Hello,
Does someone know how to find the "</body>" closing bit in an HTML file?
from bs4 import BeautifulSoup as bs
soup = bs("file.html")
#How to find </body>?
element = soup.body.previous_sibling
if element is none:
print("Nothing")
else
print("Found :", element )
Thank you.
You are not finding opening or closing tag. You parse the BeautifulSoup object and [maybe] find the whole tag and get instance of
bs4.element.Tag
If you want to search for string
</body>
, then maybe regex is the tool you need, but that is NOT parsing html. Have a look at
this famous answer on Stack Overflow
Thanks. Indeed, it looks like using a regex would be simpler in this case.
from bs4 import BeautifulSoup as bs
# Load the HTML file
with open("file.html", "r", encoding="utf-8") as file:
html_data = file.read()
# Create a BeautifulSoup object
soup = bs(html_data, "html.parser")
# Find the </body> tag
body_closing_tag = soup.find_all(text="</body>")
if not body_closing_tag:
print("Nothing")
else:
print("Found:", body_closing_tag[0].parent)

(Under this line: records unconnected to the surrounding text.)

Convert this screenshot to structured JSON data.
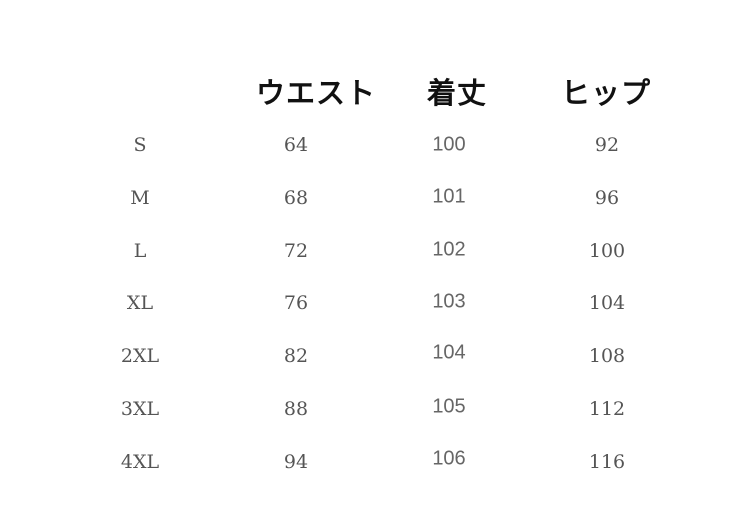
{
  "table": {
    "headers": [
      "ウエスト",
      "着丈",
      "ヒップ"
    ],
    "rows": [
      {
        "size": "S",
        "waist": "64",
        "length": "100",
        "hip": "92"
      },
      {
        "size": "M",
        "waist": "68",
        "length": "101",
        "hip": "96"
      },
      {
        "size": "L",
        "waist": "72",
        "length": "102",
        "hip": "100"
      },
      {
        "size": "XL",
        "waist": "76",
        "length": "103",
        "hip": "104"
      },
      {
        "size": "2XL",
        "waist": "82",
        "length": "104",
        "hip": "108"
      },
      {
        "size": "3XL",
        "waist": "88",
        "length": "105",
        "hip": "112"
      },
      {
        "size": "4XL",
        "waist": "94",
        "length": "106",
        "hip": "116"
      }
    ]
  }
}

1.> Open the HTML file in read mode and read its contents into the html_data variable.
2.> Create a BeautifulSoup object named soup to parse the HTML data.
3.> Use soup.find_all(text="</body>") to find all occurrences of </body> in the parsed HTML.
4.> If we find any occurrences, we print the parent of the first occurrence to get the whole <body> tag. If we don't find any occurrences, we print "Nothing."